ChatGPT Images 2.0 is here and it finally handles text, slides and multilingual content
Launch lands with sharper text rendering, multilingual gains and an API release developers can plug straight into classroom and workforce tools.
We created this image using ChatGPT Images 2.0 to test its multilingual text rendering and layout accuracy. The output demonstrates clearer typography, structured design, and real-world use cases for education and content creation.
OpenAI has launched ChatGPT Images 2.0, rolling out today to all ChatGPT and Codex users, with the underlying GPT-Image-2 model available in the API from day one.
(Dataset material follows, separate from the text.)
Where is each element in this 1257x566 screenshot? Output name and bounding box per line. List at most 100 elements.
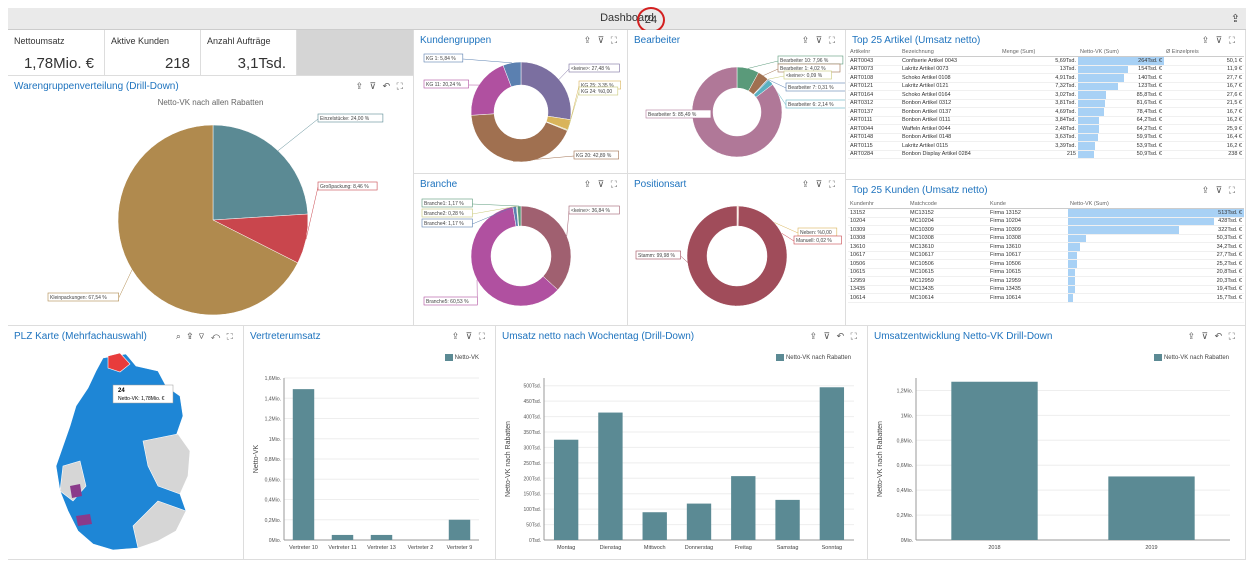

The company is pitching the release at educators, developers and EdTech builders, with sharper text rendering, multilingual output and thousands of aspect ratios up to 2K.
In a LinkedIn post, OpenAI says the model is "a step change in detailed instruction following, placing and relating objects accurately, and rendering dense text, with the ability to generate across aspect ratios." More than one billion images have now been generated through ChatGPT, according to Nick Turley, Head of ChatGPT.
OpenAI pitches classroom and business use cases
OpenAI for Business confirmed GPT-Image-2 went live in the API today, saying the model "makes it easier to build image workflows for real business use cases: localized advertising, infographics, explainers, educational content, design tools, creative platforms, and web creation products."
Turley said on LinkedIn that the model can plan and refine outputs when given more thinking time, posting: "ChatGPT Images 2.0 is a big leap forward in image generation intelligence." Images with thinking are limited to ChatGPT Plus, Pro and Business subscribers.
Abhi Muchhal, a product lead at OpenAI, said the team focused on text rendering in Asian languages, sharing examples of Japanese manga, a Korean advertisement and an Indian bookstore. He called the release "Another meaningful step in making sure AGI benefits all of humanity."
Wharton professor says image AI has crossed a quality threshold
Ethan Mollick, associate professor at The Wharton School and author of Co-Intelligence, said on LinkedIn he had been testing the model for weeks and changed his mind about its significance. "I didn't think that better image-generators would be a big deal but it turns out that there is a quality threshold I didn't expect, where you can now get text, slides, academic papers from an image model," he posted, sharing first-attempt outputs from what he calls his otter test.
The release puts pressure on Google, Adobe and the open-source image ecosystem, all of which have been closing the gap on text rendering through 2025 and 2026. The next question for EdTech builders is API pricing and rate limits on GPT-Image-2, which will decide how fast smaller startups can ship student-facing features before larger platforms move in.